Crawling is a bit of special case. We have a privacy control enabling users to decide whether they want their profile page to show up in search engines. Many of the other "crawlers" don't really meet user expectations. As Blake mentioned in his response on Pete's blog post, some sleazy crawlers simply aggregate user data en masse and then sell it, which we view as a threat to user privacy.
Pete's post did bring up some real issues with the way we were handling things. In particular, I think it was bad for us to stray from Internet standards and conventions by having an robots.txt that was open and a separate agreement with additional restrictions. This was just a lapse of judgment.
This robots.txt change should be deployed today. The change will make our robots.txt abide by conventions and standards, which I think is the main legitimate complaint in Pete's post.
I just wish we could have had this conversation a few months ago, before you guys threw your lawyers at me.
IP, location, host of the site you are viewing
whois details for the site
robots txt rules for the page
Probably as a dropdown info panel.
I'm surprised if this doesn't already exist, though.
I'm a little concerned about how we (80legs) fit into Facebook's permission form, though. We're not using or selling the data ourselves, but we can sell access to an already-setup web crawl - so how does that work? We're like a special case of a special case. Never an enviable spot to be in.
For example, our ChangeDetection.com site has a couple hundred users monitoring pages on facebook. (User-Agent: ChangeDetection). We always honor robots.txt so if we are not whitelisted all these monitors will be disabled.
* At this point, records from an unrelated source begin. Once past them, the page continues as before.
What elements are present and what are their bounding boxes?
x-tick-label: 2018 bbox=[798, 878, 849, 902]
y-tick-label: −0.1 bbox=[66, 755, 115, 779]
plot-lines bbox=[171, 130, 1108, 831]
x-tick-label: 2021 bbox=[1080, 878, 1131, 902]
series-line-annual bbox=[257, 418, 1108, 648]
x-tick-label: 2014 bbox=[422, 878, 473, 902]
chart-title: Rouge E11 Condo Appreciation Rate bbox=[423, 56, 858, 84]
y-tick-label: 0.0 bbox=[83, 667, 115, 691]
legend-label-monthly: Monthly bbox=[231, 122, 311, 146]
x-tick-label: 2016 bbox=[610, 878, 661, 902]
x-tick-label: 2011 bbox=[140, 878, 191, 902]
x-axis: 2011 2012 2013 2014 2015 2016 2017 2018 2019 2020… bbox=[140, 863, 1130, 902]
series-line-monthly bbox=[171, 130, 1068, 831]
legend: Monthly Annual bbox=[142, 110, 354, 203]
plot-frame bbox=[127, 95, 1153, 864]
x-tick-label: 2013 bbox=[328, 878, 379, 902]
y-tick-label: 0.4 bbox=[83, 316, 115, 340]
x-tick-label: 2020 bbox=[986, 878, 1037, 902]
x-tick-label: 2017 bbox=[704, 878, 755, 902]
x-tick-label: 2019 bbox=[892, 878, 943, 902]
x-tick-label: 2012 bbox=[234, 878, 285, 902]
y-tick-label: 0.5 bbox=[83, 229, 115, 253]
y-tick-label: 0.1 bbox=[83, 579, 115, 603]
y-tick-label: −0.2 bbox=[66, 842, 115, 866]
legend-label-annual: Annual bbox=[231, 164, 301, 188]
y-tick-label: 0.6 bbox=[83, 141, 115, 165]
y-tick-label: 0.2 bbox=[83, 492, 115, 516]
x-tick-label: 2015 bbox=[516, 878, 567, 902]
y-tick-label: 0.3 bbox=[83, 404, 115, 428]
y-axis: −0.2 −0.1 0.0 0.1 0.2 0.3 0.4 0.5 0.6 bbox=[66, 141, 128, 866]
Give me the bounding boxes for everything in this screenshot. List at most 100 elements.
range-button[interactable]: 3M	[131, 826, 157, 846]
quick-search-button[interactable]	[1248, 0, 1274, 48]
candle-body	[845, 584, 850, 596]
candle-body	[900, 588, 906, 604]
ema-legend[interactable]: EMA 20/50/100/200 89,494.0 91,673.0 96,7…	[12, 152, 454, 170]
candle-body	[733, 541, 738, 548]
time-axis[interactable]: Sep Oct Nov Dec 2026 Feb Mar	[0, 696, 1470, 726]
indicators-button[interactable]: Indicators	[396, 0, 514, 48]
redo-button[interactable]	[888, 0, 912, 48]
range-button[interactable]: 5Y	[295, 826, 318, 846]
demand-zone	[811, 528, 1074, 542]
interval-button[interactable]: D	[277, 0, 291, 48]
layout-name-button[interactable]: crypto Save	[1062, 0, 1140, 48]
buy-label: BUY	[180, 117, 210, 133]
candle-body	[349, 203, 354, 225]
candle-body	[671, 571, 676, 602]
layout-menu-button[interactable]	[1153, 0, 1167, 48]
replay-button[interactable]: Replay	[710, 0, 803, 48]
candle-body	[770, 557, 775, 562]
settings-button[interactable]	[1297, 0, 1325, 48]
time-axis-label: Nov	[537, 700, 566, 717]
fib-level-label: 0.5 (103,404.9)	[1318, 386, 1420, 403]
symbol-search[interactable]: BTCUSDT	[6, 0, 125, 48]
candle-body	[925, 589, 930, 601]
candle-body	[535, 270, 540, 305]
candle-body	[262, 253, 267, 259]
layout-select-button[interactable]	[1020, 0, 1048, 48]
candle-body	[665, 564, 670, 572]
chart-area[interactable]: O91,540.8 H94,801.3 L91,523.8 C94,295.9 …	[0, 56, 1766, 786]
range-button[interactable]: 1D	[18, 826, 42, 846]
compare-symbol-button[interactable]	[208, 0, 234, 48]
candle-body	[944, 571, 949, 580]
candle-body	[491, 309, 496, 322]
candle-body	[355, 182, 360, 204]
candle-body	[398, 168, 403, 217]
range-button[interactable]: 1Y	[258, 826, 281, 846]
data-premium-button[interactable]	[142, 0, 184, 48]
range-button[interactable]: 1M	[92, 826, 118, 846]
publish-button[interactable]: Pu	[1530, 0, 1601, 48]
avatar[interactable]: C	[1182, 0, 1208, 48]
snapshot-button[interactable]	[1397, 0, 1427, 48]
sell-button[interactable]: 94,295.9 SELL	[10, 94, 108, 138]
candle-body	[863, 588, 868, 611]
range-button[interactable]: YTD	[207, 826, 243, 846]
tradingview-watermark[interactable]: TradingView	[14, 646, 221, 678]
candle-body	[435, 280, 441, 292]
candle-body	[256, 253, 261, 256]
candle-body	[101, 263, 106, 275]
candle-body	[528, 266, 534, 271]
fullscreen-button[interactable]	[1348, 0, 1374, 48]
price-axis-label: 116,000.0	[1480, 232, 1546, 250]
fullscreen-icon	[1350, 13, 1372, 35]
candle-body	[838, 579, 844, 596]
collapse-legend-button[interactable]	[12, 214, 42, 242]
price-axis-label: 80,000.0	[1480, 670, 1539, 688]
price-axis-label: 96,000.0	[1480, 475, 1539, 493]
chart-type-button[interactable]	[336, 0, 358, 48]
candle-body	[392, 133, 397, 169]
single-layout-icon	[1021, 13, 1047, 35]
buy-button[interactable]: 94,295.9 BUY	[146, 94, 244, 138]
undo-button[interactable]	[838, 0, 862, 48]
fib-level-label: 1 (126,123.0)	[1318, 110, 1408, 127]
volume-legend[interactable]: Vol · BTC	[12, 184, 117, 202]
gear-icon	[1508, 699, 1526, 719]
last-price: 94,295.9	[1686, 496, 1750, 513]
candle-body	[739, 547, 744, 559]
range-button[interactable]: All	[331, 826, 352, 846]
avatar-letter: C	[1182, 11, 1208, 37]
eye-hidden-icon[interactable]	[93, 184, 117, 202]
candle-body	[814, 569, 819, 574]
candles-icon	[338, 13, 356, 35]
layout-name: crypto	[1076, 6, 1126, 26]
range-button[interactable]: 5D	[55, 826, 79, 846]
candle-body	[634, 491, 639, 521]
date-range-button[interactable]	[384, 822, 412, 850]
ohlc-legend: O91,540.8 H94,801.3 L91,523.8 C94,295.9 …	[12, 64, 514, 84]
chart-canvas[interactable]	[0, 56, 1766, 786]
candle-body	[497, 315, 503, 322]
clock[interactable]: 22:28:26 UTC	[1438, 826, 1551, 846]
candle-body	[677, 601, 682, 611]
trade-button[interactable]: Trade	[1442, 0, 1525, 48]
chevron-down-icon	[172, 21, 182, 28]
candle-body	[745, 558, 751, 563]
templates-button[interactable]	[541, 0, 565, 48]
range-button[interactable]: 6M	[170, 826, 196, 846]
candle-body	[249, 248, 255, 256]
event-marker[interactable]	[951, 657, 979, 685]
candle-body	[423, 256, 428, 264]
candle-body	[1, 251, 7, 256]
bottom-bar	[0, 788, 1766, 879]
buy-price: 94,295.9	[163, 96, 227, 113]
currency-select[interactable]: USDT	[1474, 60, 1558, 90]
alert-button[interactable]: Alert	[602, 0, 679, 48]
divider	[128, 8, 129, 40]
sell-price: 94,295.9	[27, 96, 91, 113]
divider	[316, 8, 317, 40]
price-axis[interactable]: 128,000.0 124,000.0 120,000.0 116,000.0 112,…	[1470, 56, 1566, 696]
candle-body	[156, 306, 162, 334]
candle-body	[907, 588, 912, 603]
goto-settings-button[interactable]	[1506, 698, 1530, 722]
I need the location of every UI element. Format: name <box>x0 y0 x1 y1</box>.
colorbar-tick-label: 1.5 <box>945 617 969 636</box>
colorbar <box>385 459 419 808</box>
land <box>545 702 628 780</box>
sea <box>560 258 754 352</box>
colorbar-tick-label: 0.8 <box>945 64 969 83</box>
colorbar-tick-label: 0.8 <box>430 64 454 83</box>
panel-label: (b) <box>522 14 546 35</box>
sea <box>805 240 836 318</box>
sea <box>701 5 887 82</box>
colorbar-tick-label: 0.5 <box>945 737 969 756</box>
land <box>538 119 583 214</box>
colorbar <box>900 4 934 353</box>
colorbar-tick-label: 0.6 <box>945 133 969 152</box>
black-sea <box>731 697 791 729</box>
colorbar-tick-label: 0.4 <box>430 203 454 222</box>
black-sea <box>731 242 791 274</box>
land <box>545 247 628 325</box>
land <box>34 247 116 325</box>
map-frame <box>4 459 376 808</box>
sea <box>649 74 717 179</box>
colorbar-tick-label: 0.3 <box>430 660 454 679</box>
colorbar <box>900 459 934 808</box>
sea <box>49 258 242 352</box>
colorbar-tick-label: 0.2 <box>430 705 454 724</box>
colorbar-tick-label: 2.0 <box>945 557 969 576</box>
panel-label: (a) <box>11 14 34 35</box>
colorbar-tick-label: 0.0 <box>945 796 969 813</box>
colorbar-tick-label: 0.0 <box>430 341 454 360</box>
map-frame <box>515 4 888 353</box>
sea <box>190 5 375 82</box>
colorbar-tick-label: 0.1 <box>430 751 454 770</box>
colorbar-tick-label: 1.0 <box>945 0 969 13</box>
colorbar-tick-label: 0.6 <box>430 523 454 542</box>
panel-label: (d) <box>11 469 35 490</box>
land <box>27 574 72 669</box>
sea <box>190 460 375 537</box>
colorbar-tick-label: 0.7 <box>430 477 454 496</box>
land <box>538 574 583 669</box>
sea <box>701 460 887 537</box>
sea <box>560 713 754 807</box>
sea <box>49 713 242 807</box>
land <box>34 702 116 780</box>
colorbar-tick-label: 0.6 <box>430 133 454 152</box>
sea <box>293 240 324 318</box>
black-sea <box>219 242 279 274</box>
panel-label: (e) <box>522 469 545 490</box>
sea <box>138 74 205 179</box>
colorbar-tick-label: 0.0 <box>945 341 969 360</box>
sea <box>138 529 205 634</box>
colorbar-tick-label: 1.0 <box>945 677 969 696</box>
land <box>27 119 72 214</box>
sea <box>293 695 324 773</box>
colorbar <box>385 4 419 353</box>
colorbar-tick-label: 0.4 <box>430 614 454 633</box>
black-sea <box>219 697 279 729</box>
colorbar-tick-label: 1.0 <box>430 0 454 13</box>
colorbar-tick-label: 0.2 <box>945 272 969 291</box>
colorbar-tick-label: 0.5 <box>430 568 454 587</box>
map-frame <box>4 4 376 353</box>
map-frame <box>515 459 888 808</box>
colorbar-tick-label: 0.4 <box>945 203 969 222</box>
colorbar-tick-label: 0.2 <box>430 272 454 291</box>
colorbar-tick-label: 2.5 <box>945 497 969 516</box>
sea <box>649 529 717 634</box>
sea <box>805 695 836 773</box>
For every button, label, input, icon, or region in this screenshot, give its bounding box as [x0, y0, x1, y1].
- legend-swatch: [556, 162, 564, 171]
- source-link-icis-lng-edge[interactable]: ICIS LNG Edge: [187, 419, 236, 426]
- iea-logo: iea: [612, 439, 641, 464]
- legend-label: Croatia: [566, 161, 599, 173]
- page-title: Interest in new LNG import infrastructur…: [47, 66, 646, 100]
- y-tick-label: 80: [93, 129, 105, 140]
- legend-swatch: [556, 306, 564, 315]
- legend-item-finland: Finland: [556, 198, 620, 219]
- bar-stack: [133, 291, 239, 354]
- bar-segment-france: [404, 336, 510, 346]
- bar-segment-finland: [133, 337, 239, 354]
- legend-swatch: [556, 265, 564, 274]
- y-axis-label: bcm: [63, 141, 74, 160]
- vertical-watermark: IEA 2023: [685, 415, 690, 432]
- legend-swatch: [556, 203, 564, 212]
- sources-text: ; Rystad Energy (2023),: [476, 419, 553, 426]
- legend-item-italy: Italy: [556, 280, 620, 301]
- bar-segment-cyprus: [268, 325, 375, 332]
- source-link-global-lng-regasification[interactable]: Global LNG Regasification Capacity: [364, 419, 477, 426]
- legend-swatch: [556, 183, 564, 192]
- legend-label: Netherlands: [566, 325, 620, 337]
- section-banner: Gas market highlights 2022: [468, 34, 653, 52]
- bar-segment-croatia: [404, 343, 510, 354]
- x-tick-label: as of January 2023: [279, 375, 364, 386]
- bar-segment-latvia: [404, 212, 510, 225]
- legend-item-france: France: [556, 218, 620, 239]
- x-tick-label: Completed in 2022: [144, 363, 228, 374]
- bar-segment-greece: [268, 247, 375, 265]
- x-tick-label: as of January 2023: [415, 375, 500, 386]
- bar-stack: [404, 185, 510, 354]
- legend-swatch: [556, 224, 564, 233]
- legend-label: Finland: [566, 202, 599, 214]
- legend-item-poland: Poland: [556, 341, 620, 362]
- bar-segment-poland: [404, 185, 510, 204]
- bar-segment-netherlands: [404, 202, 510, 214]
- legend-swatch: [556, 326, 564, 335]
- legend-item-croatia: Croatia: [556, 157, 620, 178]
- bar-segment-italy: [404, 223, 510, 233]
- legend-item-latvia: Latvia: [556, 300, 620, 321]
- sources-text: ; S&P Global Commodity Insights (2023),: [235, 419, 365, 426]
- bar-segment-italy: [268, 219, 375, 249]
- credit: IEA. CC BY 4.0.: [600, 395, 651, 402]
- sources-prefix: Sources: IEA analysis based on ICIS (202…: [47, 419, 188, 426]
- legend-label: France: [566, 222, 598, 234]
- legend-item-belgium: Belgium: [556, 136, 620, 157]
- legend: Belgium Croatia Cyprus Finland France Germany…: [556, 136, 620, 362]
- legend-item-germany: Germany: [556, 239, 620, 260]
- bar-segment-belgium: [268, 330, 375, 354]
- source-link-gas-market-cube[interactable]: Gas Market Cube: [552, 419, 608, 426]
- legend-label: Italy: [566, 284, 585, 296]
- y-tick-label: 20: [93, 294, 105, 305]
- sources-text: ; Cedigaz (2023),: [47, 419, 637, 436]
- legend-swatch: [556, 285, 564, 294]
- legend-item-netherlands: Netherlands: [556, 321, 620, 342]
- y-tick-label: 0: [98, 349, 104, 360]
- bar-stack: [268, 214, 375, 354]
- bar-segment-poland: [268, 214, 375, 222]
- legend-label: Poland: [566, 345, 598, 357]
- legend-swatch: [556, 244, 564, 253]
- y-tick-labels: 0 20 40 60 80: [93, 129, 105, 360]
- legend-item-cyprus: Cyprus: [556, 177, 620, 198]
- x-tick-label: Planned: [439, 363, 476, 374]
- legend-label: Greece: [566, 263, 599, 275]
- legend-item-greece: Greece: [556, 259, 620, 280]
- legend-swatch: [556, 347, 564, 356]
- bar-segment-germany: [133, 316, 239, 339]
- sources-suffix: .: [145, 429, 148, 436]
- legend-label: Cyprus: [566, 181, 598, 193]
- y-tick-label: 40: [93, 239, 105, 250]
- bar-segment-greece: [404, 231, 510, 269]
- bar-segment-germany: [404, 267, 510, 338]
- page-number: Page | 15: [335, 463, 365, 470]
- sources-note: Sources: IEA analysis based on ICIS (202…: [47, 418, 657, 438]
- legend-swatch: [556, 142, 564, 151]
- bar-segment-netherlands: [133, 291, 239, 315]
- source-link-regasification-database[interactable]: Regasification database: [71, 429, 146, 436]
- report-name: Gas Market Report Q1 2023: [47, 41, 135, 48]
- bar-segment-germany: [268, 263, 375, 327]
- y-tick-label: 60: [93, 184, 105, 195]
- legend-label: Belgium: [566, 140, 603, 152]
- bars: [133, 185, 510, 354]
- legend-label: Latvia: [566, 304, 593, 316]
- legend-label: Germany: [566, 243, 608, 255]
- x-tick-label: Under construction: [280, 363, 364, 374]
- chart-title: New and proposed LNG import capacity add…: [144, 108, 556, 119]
Edit: looks like you already have posted contact info in robots.txt
You don't have an "agreement" at all. An agreement requires that two parties actually, um, agree. You've published a statement where you assert certain rights and imply that you will sue anyone who accesses data on your site in a way you don't like. You may get away with that, regardless of the legal merits of your position, because you have more money for lawyers than most people you're likely to sue. But don't try to dignify what you're doing by calling it an "agreement". It's like an extortionist telling me that we have an agreement that he won't break my windows if I pay him protection money.